A brand new year, possibly a new hangover and WTF, here’s a list of things you wrote down last night as resolutions. Now that the pounding in your head is beginning to subside it may be time to reexamine that list. If there’s anything of value you’re going to need a few things.
First you need motivation. Perhaps the top resolution of all time is to lose weight. It’s fairly standard and quite popular. Let’s use that as our prime example.
But wait a minute… You have to change your eating habits and exercise routine to lose weight. Unless you have a tapeworm and trust me, that’s not a good option. So if you’re not properly motivated to lose weight you might have blown a bundle on a gym membership or pills/powders/magic potions, etc. Poof. Your wallet is lighter.
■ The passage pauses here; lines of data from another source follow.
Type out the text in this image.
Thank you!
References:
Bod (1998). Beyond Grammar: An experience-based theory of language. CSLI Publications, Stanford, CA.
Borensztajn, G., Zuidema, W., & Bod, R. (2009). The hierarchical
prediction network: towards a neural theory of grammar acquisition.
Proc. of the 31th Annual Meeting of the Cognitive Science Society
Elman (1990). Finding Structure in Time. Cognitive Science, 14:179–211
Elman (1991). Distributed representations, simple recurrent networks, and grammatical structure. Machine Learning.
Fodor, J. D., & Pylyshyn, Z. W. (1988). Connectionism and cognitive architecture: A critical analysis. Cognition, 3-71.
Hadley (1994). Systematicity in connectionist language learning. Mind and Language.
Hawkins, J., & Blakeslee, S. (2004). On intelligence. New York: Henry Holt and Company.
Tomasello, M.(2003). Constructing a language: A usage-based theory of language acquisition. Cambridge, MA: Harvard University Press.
At my age (I tell people I’m twenty-five so yes, I lie. It’s okay, no-one believes me.) I can’t afford to keep extra weight on my body. I had hip surgery as a toddler and I want to be able to walk for my entire life, not just now. If I ever get married I want to be able to do lots of things with my husband, who I expect to be at least equally active. I’ve always wanted to be athletic so there’s my motivation and an example for everyone reading this.
Should you see a doctor first? Probably. Don’t sue me if you don’t. He or she can investigate and see if you have a thyroid condition (or some other medical malady) that’s preventing your body from natural weight regulation. This is only a blog. I can’t do that for you. But if your physician offers you help you should probably take it.
Here are a few free weight loss tips: ditch the sugary drinks, get rid of ‘fat free,’ and ‘diet’ foods because they usually replace ingredients with things you may not expect, and chew your fruits and veggies. Replace manufactured snacks like chips and candy bars with nuts and fruit. Learn to ask your stomach, not your thoughts, if you really want that next bit of food. Beware of ‘diets’ because they start with the word ‘die.’
One cookie or slice of pie once in a while won’t make much of a difference so don’t sweat it if you indulge on occasion. Just don’t make it a daily thing. You might crave certain foods for a while but once you start eating food that’s closer to its natural state your tastes should start to change. Give it a chance.
As someone with food allergies I do feel compelled to alert you to the possibility. If any food causes your mouth to tingle or your tongue to start swelling spit it out immediately and get medical help. Anything carbonated works to quell my allergies (I don’t carry an Epi-pen) but you might be different. Please don’t take chances.
Determine whether it’s better to step on the scales daily or weekly. Almost anything measurable can be tracked over time and seeing progress will be a boost to your self-confidence. Seeing weight gain can alert you to the need for fewer calories or more exercise.
Another reason to check with a doctor is the exercise component. You don’t want to get injured from workouts. Your doctor might even be able to recommend how intensely you should workout. You don’t want to aggravate any old injuries. The goal is to improve, not make things worse.
And that’s it for my tips on weight loss. Except for this. I’ve lost nearly twenty pounds in the last year. No ‘diet,’ just eating better, no workout ‘plan’ except for more stairs and learning how to dance (something new for me and I’m terrible at it.) Yes, I could have lost weight faster if I’d neglected the effort to put on muscle; but muscles burn more calories. There’s no deadline for creating a better lifestyle, just a lifeline to better health.
The next thing you’ll need is a commitment. Generally that requires some reason. People who commit crimes need motives–and so do you. Look at the reasons why you want to fulfill a resolution. Unless you’re doing it for yourself it’ll likely fail.
It might be a secondary resolution, like losing weight so your wife will quit nagging, but take another look. Find the selfish part of that. If you become more physically attractive your wife will (probably) want to be more intimate with you. (If she doesn’t, send her to me and we’ll have a little ‘chat.’ Just kidding.)
Maybe you’re less selfish than most and want to help others. You’ll be in a much better position to do that if you’re not the one in need. If you want a definition of commitment it might be this–the determination to not quit in spite of setbacks and discouragement.
It puzzles me when people question my resolve to be fitter and healthier. “You look fine,” they say. Really? Thanks. But ‘fine’ isn’t good enough. I’ve seen my body naked and there’s room for improvement. You haven’t unless you’re some kind of Peeping Tom. (And if you are, shame on you. Besides, you’ll recover. Eventually. Serves you right, when you think about it.)
The last thing you’ll need is time. It takes longer to pick out tasty, healthy food than to grab snacks diabolically located near the check-out. It takes time to walk, take the stairs, lift weights, dance, etc. But if you live longer in a fitter body and can still do things you enjoy in your golden years, it’ll have been worth it.
So there you have it. Motivation, commitment and time. The ‘formula’ should work for other resolutions as well. So it’s up to you. What do you really want?